Applied Industrial Technologies Inc (NYSE:AIT) reported fiscal 2025 fourth-quarter revenue of $1.22 billion, surpassing analyst estimates of $1.20 billion. Earnings per share (EPS) came in at $2.80, beating consensus expectations of $2.65. Despite the earnings beat, shares fell approximately 4.2% in pre-market trading, suggesting investors may have anticipated stronger guidance or are reacting to broader market conditions.
Key Financial Highlights
Revenue Performance: Q4 sales increased 5.5% year-over-year, driven by a 6.5% contribution from acquisitions, partially offset by foreign currency headwinds and fewer selling days. Organic daily sales grew 0.2%, with the Engineered Solutions segment up 1.8% while the Service Center segment declined slightly (-0.4%).

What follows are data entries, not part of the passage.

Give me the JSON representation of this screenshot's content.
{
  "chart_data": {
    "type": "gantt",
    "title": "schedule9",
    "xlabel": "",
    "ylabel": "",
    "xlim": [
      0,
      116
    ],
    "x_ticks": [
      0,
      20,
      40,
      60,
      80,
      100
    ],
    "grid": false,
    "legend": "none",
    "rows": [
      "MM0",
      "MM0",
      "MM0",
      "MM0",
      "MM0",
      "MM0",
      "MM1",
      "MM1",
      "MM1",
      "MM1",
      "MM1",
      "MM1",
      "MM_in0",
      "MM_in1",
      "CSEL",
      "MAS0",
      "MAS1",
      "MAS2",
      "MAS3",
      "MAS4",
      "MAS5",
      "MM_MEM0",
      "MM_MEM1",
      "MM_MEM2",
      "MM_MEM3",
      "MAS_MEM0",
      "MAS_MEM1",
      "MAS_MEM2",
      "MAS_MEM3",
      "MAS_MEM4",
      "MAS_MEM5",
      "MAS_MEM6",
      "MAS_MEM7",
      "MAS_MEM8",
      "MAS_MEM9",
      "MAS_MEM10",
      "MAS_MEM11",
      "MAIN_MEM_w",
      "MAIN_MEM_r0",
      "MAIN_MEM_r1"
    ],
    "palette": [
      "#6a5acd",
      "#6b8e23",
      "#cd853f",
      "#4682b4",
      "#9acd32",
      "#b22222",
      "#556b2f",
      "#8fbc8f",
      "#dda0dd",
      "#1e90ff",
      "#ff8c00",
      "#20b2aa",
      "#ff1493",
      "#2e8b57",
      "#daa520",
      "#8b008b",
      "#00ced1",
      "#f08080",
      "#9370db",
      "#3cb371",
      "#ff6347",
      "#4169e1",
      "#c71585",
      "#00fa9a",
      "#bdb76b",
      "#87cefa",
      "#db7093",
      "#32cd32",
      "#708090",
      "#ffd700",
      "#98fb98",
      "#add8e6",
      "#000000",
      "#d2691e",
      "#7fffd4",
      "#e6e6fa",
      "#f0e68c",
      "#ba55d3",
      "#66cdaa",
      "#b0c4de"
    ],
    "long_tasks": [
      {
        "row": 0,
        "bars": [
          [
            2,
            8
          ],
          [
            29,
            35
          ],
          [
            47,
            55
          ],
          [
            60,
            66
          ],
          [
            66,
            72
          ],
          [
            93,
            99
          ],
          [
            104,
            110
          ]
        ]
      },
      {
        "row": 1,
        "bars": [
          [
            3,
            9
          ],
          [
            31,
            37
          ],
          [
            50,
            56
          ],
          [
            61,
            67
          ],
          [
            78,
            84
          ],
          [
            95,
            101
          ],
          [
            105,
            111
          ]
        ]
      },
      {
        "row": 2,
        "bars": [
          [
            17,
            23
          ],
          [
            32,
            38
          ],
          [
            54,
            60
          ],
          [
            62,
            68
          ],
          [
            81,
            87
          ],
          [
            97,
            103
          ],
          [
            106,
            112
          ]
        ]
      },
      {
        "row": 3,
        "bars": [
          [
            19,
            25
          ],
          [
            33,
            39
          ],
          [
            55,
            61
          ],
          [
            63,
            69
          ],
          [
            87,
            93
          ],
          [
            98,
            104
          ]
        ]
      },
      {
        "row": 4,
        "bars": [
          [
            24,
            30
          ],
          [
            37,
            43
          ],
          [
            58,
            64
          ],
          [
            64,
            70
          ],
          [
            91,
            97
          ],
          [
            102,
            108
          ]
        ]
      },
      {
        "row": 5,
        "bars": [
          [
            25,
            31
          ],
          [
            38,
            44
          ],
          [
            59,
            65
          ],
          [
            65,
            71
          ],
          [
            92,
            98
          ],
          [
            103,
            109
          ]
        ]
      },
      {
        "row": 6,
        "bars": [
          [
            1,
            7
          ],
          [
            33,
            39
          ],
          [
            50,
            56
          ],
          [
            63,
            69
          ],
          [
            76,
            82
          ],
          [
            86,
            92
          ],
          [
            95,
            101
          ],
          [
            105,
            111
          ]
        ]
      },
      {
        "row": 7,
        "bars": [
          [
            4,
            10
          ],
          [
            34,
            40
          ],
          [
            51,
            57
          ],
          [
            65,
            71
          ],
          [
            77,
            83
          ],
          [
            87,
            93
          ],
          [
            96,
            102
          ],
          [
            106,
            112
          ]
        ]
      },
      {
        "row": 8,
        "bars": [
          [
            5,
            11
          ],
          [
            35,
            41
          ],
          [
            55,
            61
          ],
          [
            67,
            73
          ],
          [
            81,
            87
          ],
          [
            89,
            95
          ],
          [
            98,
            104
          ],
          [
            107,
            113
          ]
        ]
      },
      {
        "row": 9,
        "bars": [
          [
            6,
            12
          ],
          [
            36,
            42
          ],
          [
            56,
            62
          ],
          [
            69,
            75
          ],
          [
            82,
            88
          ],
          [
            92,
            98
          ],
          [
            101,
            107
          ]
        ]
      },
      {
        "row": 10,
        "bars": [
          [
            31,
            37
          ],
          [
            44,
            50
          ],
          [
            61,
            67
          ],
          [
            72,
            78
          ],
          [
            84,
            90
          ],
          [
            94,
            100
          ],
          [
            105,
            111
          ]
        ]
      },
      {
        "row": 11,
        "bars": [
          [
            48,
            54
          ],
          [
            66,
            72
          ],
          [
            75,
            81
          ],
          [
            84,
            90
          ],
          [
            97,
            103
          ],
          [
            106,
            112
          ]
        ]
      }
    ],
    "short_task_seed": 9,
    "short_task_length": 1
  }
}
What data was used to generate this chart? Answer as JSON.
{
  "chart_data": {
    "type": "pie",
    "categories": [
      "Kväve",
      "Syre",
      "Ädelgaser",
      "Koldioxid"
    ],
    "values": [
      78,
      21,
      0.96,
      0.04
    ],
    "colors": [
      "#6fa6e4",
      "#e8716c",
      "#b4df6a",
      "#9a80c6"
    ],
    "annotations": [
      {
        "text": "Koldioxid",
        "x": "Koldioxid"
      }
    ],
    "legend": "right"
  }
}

Full-Year Results: Fiscal 2025 revenue reached $4.56 billion, up 1.9% from the prior year, though organic daily sales declined 2.3%. Net income for the year was $393 million ($10.12 per share), compared to $385.8 million ($9.83 per share) in fiscal 2024.
EBITDA & Margins: Full-year EBITDA was $562.1 million, with EBITDA margins remaining strong. The company noted inflationary pressures but maintained pricing discipline.
Market Reaction & Outlook
Despite beating estimates, the stock’s pre-market decline could reflect concerns over the company’s fiscal 2026 guidance. Applied Industrial expects EPS between $10.00 and $10.75, bracketing the analyst consensus of $10.72. Revenue growth is projected at 4% to 7%, with organic sales expected to rise 1% to 4%.
CEO Neil Schrimsher acknowledged improving demand trends but cautioned about ongoing macroeconomic uncertainty, including trade policy and interest rate impacts. The company anticipates continued cash generation to support M&A, share buybacks, and dividends.
Segment Performance & Strategic Focus
Engineered Solutions: Outperformed with strong order momentum and firming demand across key verticals.
Service Center: Held steady despite a muted industrial MRO (maintenance, repair, and operations) environment.
Capital Deployment: Record free cash flow enabled $152.8 million in share repurchases and $63.7 million in dividends for the year.
Forward Expectations vs. Analyst Estimates
FY 2026 Revenue Guidance: The company’s outlook of up to $4.9 billion (assuming 7% growth) aligns closely with the analyst consensus of $4.84 billion.
Q1 2026 Early Trends: Management noted a 4% year-over-year organic sales increase early in the quarter, suggesting a solid start to fiscal 2026.